Oral Presentation Australian Freshwater Sciences Society Conference 2018

Decolonising approaches to NRM: Translating Ngarrindjeri Yannarumi into water resource risk assessment (#6)

Steven Hemming 1 , Daryle Rigney 1 , Grant Rigney 2 , Lachlan Sutherland 3
  1. School of Indigenous Strategy and Engagement, Flinders University, Adelaide, SA, Australia
  2. Ngarrindjeri Aboriginal Corporation, Murray Bridge, SA, Australia
  3. DEW, Adelaide, SA, Australia

Risk assessment underpins decision making for vast aspects of society, and is at the core of Natural Resources Management (NRM) activities such as the Murray-Darling Basin Plan. Based on an International Standard, risk assessment approaches for NRM emerge from western concepts of nature that consider people as separate and superior to a perceived ‘nature,’ which in turn provides services to humans. 

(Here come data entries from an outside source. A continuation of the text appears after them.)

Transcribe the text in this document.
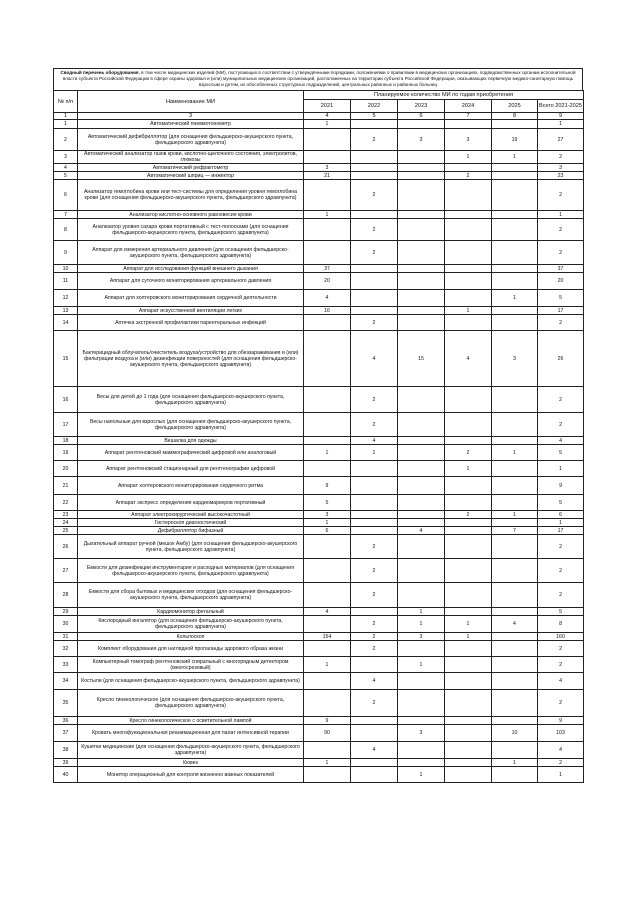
Сводный перечень оборудования, в том числе медицинских изделий (МИ), поступающих в соответствии с утверждёнными порядками, положениями о правилами в медицинских организациях, подведомственных органам исполнительной власти субъекта Российской Федерации в сфере охраны здоровья и (или) муниципальных медицинских организаций, расположенных на территории субъекта Российской Федерации, оказывающих первичную медико-санитарную помощь взрослым и детям, их обособленных структурных подразделений, центральных районных и районных больниц
№ п/п	Наименование МИ	Планируемое количество МИ по годам приобретения					
		2021	2022	2023	2024	2025	Всего 2021-2025
1	3	4	5	6	7	8	9
1	Автоматический пневмотонометр	1					1
2	Автоматический дефибриллятор (для оснащения фельдшерско-акушерского пункта, фельдшерского здравпункта)		2	3	3	19	27
3	Автоматический анализатор газов крови, кислотно-щелочного состояния, электролитов, глюкозы				1	1	2
4	Автоматический рефрактометр	3					3
5	Автоматический шприц — инжектор	21			2		23
6	Анализатор гемоглобина крови или тест-системы для определения уровня гемоглобина крови (для оснащения фельдшерско-акушерского пункта, фельдшерского здравпункта)		2				2
7	Анализатор кислотно-основного равновесия крови	1					1
8	Анализатор уровня сахара крови портативный с тест-полосками (для оснащения фельдшерско-акушерского пункта, фельдшерского здравпункта)		2				2
9	Аппарат для измерения артериального давления (для оснащения фельдшерско-акушерского пункта, фельдшерского здравпункта)		2				2
10	Аппарат для исследования функций внешнего дыхания	37					37
11	Аппарат для суточного мониторирования артериального давления	20					20
12	Аппарат для холтеровского мониторирования сердечной деятельности	4				1	5
13	Аппарат искусственной вентиляции легких	16			1		17
14	Аптечка экстренной профилактики парентеральных инфекций		2				2
15	Бактерицидный облучатель/очиститель воздуха/устройство для обеззараживания и (или) фильтрации воздуха и (или) дезинфекции поверхностей (для оснащения фельдшерско-акушерского пункта, фельдшерского здравпункта)		4	15	4	3	26
16	Весы для детей до 1 года (для оснащения фельдшерско-акушерского пункта, фельдшерского здравпункта)		2				2
17	Весы напольные для взрослых (для оснащения фельдшерско-акушерского пункта, фельдшерского здравпункта)		2				2
18	Вешалка для одежды		4				4
19	Аппарат рентгеновский маммографический цифровой или аналоговый	1	1		2	1	5
20	Аппарат рентгеновский стационарный для рентгенографии цифровой				1		1
21	Аппарат холтеровского мониторирования сердечного ритма	9					9
22	Аппарат экспресс определения кардиомаркеров портативный	5					5
23	Аппарат электрохирургический высокочастотный	3			2	1	6
24	Гистероскоп диагностический	1					1
25	Дефибриллятор бифазный	6		4		7	17
26	Дыхательный аппарат ручной (мешок Амбу) (для оснащения фельдшерско-акушерского пункта, фельдшерского здравпункта)		2				2
27	Емкости для дезинфекции инструментария и расходных материалов (для оснащения фельдшерско-акушерского пункта, фельдшерского здравпункта)		2				2
28	Емкости для сбора бытовых и медицинских отходов (для оснащения фельдшерско-акушерского пункта, фельдшерского здравпункта)		2				2
29	Кардиомонитор фетальный	4		1			5
30	Кислородный ингалятор (для оснащения фельдшерско-акушерского пункта, фельдшерского здравпункта)		2	1	1	4	8
31	Кольпоскоп	154	2	3	1		160
32	Комплект оборудования для наглядной пропаганды здорового образа жизни		2				2
33	Компьютерный томограф рентгеновский спиральный с многорядным детектором (многосрезовый)	1		1			2
34	Костыли (для оснащения фельдшерско-акушерского пункта, фельдшерского здравпункта)		4				4
35	Кресло гинекологическое (для оснащения фельдшерско-акушерского пункта, фельдшерского здравпункта)		2				2
36	Кресло гинекологическое с осветительной лампой	9					9
37	Кровать многофункциональная реанимационная для палат интенсивной терапии	90		3		10	103
38	Кушетки медицинские (для оснащения фельдшерско-акушерского пункта, фельдшерского здравпункта)		4				4
39	Кювез	1				1	2
40	Монитор операционный для контроля жизненно важных показателей			1			1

This western framework fails to engage with Indigenous worldviews that focus on reproduction and interconnected benefit, effectively excluding Indigenous values and interests from core NRM decision making.

Recent Ngarrindjeri collaborations with Flinders University have supported the emergence of the Ngarrindjeri Yannarumi assessment process that enables health assessments based on Ngarrindjeri principles and philosophies. Flinders University, DEW and the Ngarrindjeri Regional Authority are partnering in a new Goyder Research Institute project that seeks to translate Ngarrindjeri Yannarumi assessments into water resource risk assessments.  This work looks to address a key Basin Plan requirement for jurisdictions to consider Aboriginal cultural values in water resource risk assessment and may inform broader aspects of NRM.

The project will seek to articulate the points of connection between the two processes and inform the necessary adaptations required to DEWNR’s current water risk assessment conceptual models to integrate Indigenous values. This aims to bring Indigenous science into a just relationship with western science. The outcomes of this project may have application across all aspects of natural resources management improving the recognition of Indigenous values and interests.